Summary The clinical characteristics, treatment options and outcomes in patients with acute promyelocytic leukaemia ( APL ) and hyperleucocytosis remain poorly defined. This study reviewed 242 consecutive patients with APL ; 29 patients (12%) had a white blood cell count ( WBC ) ≥ 50 × 10 9 /l at presentation (median WBC 85·5 × 10 9 /l). Patients with hyperleucocytosis had inferior complete remission ( CR ) rates (69% vs. 88%; P  =   0·004) and higher 4‐week mortality (24% vs. 9%; P  =   0·018) compared to patients without hyperleucocytosis. We noted a trend towards inferior 3‐year disease‐free survival ( DFS ) (69% vs. 80%; P  =   0·057) and inferior 3‐year overall survival ( OS ) (74% vs. 92%; P  =   0·2) for patients with hyperleucocytosis. Leukapheresis was performed in 11 (38%) of the 29 patients with hyperleucocytosis. CR rate and 3‐year OS were not significantly improved in patients who received leukapheresis.
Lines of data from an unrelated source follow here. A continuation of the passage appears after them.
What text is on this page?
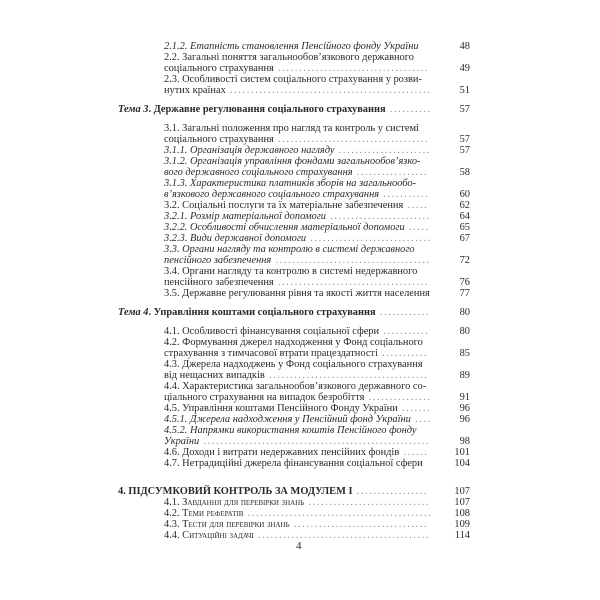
2.1.2. Етапність становлення Пенсійного фонду України	48
2.2. Загальні поняття загальнообов’язкового державного
соціального страхування ....................................	49
2.3. Особливості систем соціального страхування у розви-
нутих країнах ................................................	51
Тема 3. Державне регулювання соціального страхування ..........	57
3.1. Загальні положення про нагляд та контроль у системі
соціального страхування ....................................	57
3.1.1. Організація державного нагляду ......................	57
3.1.2. Організація управління фондами загальнообов’язко-
вого державного соціального страхування .................	58
3.1.3. Характеристика платників зборів на загальнообо-
в’язкового державного соціального страхування ...........	60
3.2. Соціальні послуги та їх матеріальне забезпечення .....	62
3.2.1. Розмір матеріальної допомоги ........................	64
3.2.2. Особливості обчислення матеріальної допомоги .....	65
3.2.3. Види державної допомоги .............................	67
3.3. Органи нагляду та контролю в системі державного
пенсійного забезпечення .....................................	72
3.4. Органи нагляду та контролю в системі недержавного
пенсійного забезпечення ....................................	76
3.5. Державне регулювання рівня та якості життя населення	77
Тема 4. Управління коштами соціального страхування ............	80
4.1. Особливості фінансування соціальної сфери ...........	80
4.2. Формування джерел надходження у Фонд соціального
страхування з тимчасової втрати працездатності ...........	85
4.3. Джерела надходжень у Фонд соціального страхування
від нещасних випадків ......................................	89
4.4. Характеристика загальнообов’язкового державного со-
ціального страхування на випадок безробіття ...............	91
4.5. Управління коштами Пенсійного Фонду України .......	96
4.5.1. Джерела надходження у Пенсійний фонд України ....	96
4.5.2. Напрямки використання коштів Пенсійного фонду
України ......................................................	98
4.6. Доходи і витрати недержавних пенсійних фондів ......	101
4.7. Нетрадиційні джерела фінансування соціальної сфери	104
4. ПІДСУМКОВИЙ КОНТРОЛЬ ЗА МОДУЛЕМ І .................	107
4.1. Завдання для перевірки знань .............................	107
4.2. Теми рефератів ............................................	108
4.3. Тести для перевірки знань ................................	109
4.4. Ситуаційні задачі .........................................	114
4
CR rate and 3‐year OS for the 15 patients with hyperleucocytosis treated with all‐trans retinoic acid ( ATRA ) plus arsenic trioxide ( ATO ) plus cytotoxic therapy (idarubicin or gemtuzumab ozogamicin) combinations were 100% and 100% vs. 57% and 35% for the 14 patients treated with non‐ ATRA / ATO combinations ( P  =   0·004 and P  =   0·002). Leukapheresis does not improve the outcomes in patients with APL presenting with hyperleucocytosis. ATRA / ATO ‐based combinations are superior to other regimens in these patients.